How can we implement event-time based processing of Events (i.e., processing based on each Event's original timeline)?
For event-time processing, the Event Source must include a timestamp in each Event (for example, in a data field or in header metadata) that denotes the time at which the Event was created by the Event Source. Then, on the consuming side, the Event Processing Application needs to extract this timestamp from the Event. This allows the application to process Events based on their original timeline.
In Flink, streaming applications based on event-time processing require that event time watermarks be specified. Watermarks are used to signal and track the passage of time and can be used to implement grace periods for handling or dropping late events.
For example, the following Flink SQL table definition defines a watermark strategy so that the watermarks emitted are the maximum observed event timestamp minus 30 seconds. This delayed watermark strategy effectively allows events to be up to 30 seconds later than events seen so far.
CREATE TABLE orders (
order_id INT,
item_id INT,
ts TIMESTAMP(3),
WATERMARK FOR ts AS ts - INTERVAL '30' SECOND
);
The Kafka Streams client library of Apache Kafka provides a TimestampExtractor interface for extracting the timestamp from Events. The default implementation retrieves the timestamp from the Kafka message (see the discussion above) as set by the producer of the message. Normally, this setup results in event-time processing, which is what we want.
But for those cases where we need to get the timestamp from the event payload, we can create our own TimestampExtractor implementation:
class OrderTimestampExtractor implements TimestampExtractor {
@Override
public long extract(ConsumerRecord<Object, Object> record, long partitionTime) {
ElectronicOrder order = (ElectronicOrder)record.value();
return order.getTime();
}
Generally speaking, this functionality of custom timestamp assignment makes it easy to integrate data from other applications that are not using Kafka Streams.
Additionally, Kafka has the notion of event-time vs. processing-time (wall-clock-time) vs. ingestion time.

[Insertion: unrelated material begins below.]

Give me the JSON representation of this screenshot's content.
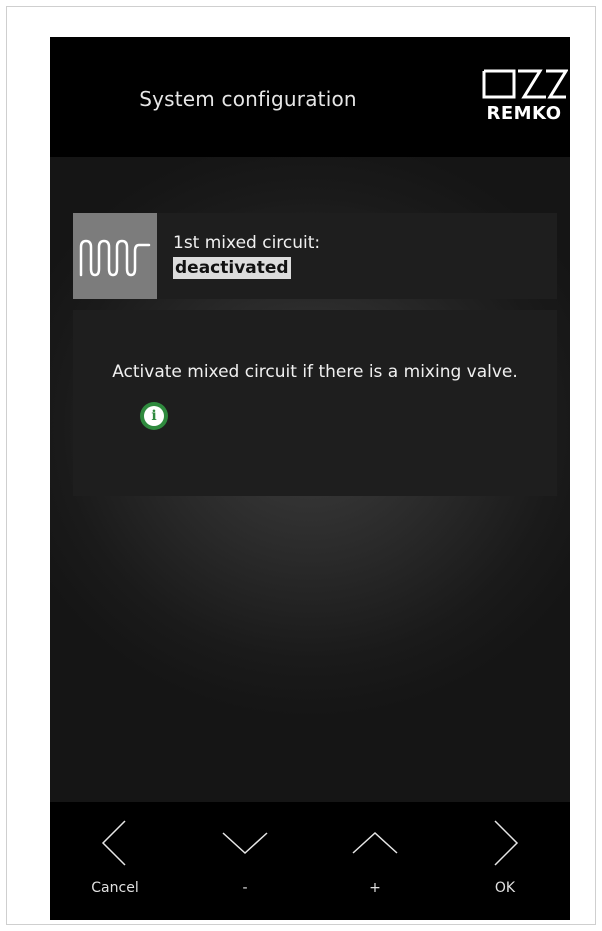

Clients such as Kafka Streams make it possible to select which variant of time we want to work with in our application.
When deciding which time semantics to use, we need to consider the problem domain. In most cases, event-time processing is the recommended option. For example, when re-processing historical Event Streams (such as for A/B testing, for training machine learning models), only event-time processing yields correct results. If we use processing-time (wall-clock time) to process the last four weeks' worth of Events, then an Event Processor will falsely believe that these four weeks of data were created just now in a matter of minutes, which completely breaks the original timeline and temporal distribution of the data and thus leads to incorrect processing results.

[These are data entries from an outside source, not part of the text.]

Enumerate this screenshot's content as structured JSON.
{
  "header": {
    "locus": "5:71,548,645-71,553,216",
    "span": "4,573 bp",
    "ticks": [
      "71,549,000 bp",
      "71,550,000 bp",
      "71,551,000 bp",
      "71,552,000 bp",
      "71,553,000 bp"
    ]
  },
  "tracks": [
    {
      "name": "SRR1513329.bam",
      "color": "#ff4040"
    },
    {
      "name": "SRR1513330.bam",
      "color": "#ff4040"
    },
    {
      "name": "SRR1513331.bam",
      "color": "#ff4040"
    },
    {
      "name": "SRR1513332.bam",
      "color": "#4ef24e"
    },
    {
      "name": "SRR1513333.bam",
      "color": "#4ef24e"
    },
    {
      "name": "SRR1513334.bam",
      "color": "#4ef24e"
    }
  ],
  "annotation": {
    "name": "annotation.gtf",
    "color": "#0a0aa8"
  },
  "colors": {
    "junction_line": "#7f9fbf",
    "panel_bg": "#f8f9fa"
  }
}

The difference between event-time and ingestion-time is typically less pronounced, but ingestion-time still suffers from the same conceptual discrepancy between when an Event actually occurred in the real world (event-time) vs. when the Event was received and stored in the Event Streaming Platform (ingestion-time). If, for some reason, there is a significant delay between when an Event is captured and when it is delivered to the Event Streaming Platform, then event-time is the better option.
One reason not to use event-time is if we cannot trust the Event Source to provide us with reliable data, including reliable embedded timestamps for Events. In this case, ingestion-time may be the preferred option, if it is not feasible to fix the root cause (unreliable Event sources).